23. Porphyry's criticism of the poverty ethic of the gospel is far-reaching and anticipates some of the form-critical evaluations of the sayings of Jesus advanced much later in the history of the synoptic gospels. With Celsus (cf. Contra Celsum 3.44), Porphyry regards certain sayings of Jesus to reflect attitudes arising out of the small and generally impoverished Christian communities of the empire. He finds it ludicrous that such attitudes should serve as criteria for heavenly rewards, or that Jesus should have made wealth an obstacle to salvation. However, the criticism is socially rather than philosophically framed. The Platonism of many Christian writers of the fourth century tended to support such an interpretation of the gospels, especially such passages as Matt. 19.24, Mark 10.17ff. and Luke 12.13ff., which emphasized the implicit anti-materialism of Jesus' condemnation of wealth. Macarius' response should be viewed against the tendency to interpret the socially conditioned poverty ethic of the gospels in an idealistic or Platonic fashion: "The burden of wealth shows itself as a disease in mankind ... and it is by far better to shed the burden and ascend unencumbered to the heavenly ranks above," Cf.

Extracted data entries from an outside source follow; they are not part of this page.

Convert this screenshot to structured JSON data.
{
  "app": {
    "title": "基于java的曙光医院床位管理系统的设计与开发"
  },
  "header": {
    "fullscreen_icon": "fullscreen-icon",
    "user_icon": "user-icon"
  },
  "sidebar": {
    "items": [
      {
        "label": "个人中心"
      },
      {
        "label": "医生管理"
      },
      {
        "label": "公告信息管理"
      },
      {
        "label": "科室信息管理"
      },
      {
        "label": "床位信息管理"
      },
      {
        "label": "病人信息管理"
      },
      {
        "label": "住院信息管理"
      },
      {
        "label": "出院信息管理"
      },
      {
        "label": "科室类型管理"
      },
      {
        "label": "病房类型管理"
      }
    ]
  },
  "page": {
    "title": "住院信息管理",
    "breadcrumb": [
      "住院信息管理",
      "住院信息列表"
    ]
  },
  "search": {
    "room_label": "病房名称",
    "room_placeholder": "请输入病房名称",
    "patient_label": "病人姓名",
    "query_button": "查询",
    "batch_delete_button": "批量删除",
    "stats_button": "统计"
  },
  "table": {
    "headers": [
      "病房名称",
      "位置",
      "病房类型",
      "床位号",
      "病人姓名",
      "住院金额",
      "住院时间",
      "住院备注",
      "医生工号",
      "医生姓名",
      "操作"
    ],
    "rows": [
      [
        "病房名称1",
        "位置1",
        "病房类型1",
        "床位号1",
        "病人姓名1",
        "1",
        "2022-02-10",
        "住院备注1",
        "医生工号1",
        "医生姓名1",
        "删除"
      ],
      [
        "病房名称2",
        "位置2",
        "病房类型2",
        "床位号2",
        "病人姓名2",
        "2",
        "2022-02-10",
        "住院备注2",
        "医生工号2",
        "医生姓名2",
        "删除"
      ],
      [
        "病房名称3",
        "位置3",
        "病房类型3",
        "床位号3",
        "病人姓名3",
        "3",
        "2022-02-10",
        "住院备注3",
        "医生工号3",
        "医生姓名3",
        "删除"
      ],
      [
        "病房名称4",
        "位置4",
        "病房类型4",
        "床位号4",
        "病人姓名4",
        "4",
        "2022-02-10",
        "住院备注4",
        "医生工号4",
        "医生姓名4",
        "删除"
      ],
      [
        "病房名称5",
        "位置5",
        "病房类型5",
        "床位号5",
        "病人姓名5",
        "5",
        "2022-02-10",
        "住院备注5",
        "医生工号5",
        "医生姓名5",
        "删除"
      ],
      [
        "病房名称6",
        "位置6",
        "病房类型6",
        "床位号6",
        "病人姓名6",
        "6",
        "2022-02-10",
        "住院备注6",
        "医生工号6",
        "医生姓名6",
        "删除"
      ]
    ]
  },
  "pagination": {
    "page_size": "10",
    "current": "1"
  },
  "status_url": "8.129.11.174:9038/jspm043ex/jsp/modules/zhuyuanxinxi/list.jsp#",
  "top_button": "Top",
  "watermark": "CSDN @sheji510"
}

Plotinus, 4 Ennead 8.1-8; Augustine, City of God 13.16.
 
24. Apart from quibbles over nomenclature (Macarius argues that any gathering of water can go by the generic name "sea," as Mark had located the boat en meso tes thalasses), the rebuttal centers on the spiritual meaning of the episode. Against Porphyry's commonsense approach to the text, Macarius argues that the story illustrates the two natures of Christ, who first terrifies his disciples through his godhead in creating the storm, then pities them in his manhood, and finally shows his dominion over nature by causing the storm to abate: "The sea denotes the brine and gall of human existence; the night is life; the boat is the world; those who sail at night are human beings; the hostile wind is the power of the devil; and the fourth watch is the coming of the savior."